Pomerantz LLP

Supreme Court Rules on SEC Administrative Law Judges


Like many federal agencies, the SEC uses administrative law judges (“ALJs”) to hear and render initial decisions on administrative cases brought by the agency. Up until now the SEC has considered these ALJs to be “employees” who could be hired and fired by agency staff.

On June 21, 2018, in Lucia v. SEC, the United States Supreme Court upended that practice, holding that the SEC’s ALJs are not mere employees but are actually “inferior officers” of the United States, subject to the Appointments Clause of the United States Constitution. The Supreme Court’s ruling means that going forward, ALJs must be appointed by the President, “Courts of Law,” or “Heads of Departments.”

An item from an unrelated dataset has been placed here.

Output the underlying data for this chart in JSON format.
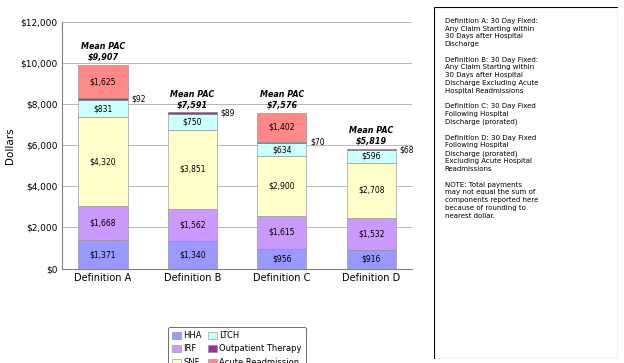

The case reached the Supreme Court after an SEC ALJ rendered an unfavorable decision against Raymond Lucia, a financial radio host and investment adviser known for his “buckets of money” investment strategy. The unfavorable decision, under the Investment Advisers Act, banned Lucia from the industry and charged him a $300,000 fine. Lucia appealed within the SEC (and later to the D.C. Circuit) arguing that the administrative proceeding was invalid because the presiding ALJ had not been constitutionally appointed and thus lacked the constitutional authority to do his job. The Trump Administration sided with Lucia, reversing the position previously taken by the Obama administration that ALJs are not inferior officers.

Justice Kagan, writing for the majority and relying on three Supreme Court cases, explained that the ALJ’s are “inferior officers” because they hold a “continuing office established by law,” and “exercise significant authority pursuant to the laws of the United States” in carrying out “important functions,” which include adjudicating administrative decisions. The Court found its previous decision in Freytag v. Commissioner particularly compelling. There, the Supreme Court held that Special Trial Judges (“STJ”) in the United States Tax Court were “officers” for purposes of the Appointments Clause. The Supreme Court found that the SEC’s ALJs are nearly carbon copies of the STJs, except that the STJs must have their decisions adopted by a regular judge. An ALJ’s decision, on the other hand, only becomes final when the SEC declines review. “That last-word capacity makes this an a fortiori case: If the Tax Court’s STJs are officers, as Freytag held, then the Commission’s ALJs must be too.”

Notably, the SEC had already abandoned its position that ALJs were “employees” back in November 2017 (though after Lucia’s enforcement action) and ratified the prior hiring of its ALJs in a manner it deemed consistent with the Appointments Clause. The Supreme Court ruled on the issue anyway, concluding not only that Lucia is entitled to a new hearing before a properly appointed official, but also that this official cannot be the ALJ who previously heard the enforcement action, even if that particular ALJ “has by now received a constitutional appointment.” The Court did not rule on whether the SEC’s ratification of the prior hires was sufficient to satisfy the Appointments Clause.

On August 22, 2018, the SEC issued an order (the “Order”) lifting a stay it had imposed on June 21, 2018, in reaction to the ruling in Lucia on “any pending administrative proceeding initiated by an order instituting proceedings that commenced the proceeding and set it for hearing before an [ALJ], including any such proceeding currently pending before the Commission.” The Order also reaffirms the SEC’s November 30, 2017 order ratifying the constitutional appointment of certain ALJs; grants all respondents in the newly un-stayed proceedings the “opportunity for a new hearing before an ALJ who did not previously participate in the matter”; and remands all cases pending before the SEC to the Office of the ALJs “for this purpose.” Moreover, the Order vacates “any prior opinion” the SEC has issued in nearly 130 pending matters. The day after issuing the Order, Chief ALJ Brenda P. Murray confirmed that another nearly 70 cases pending before ALJs prior to the Order would be reheard, pursuant to the Order. As a result, parties who received a negative initial decision from an ALJ prior to the SEC’s ratification order but have not yet exhausted their appeal, now have the chance for a completely new hearing before a different ALJ. Parties who do not wish to have a new hearing in front of a fresh ALJ were required to notify the Chief ALJ by September 7.

This decision leaves open several questions, including the constitutionality of the SEC’s ratification order; the extent to which this ruling will apply to other agencies like the CFPB and the FDIC; and the degree to which political influence can and will be exerted in the ALJ appointment process.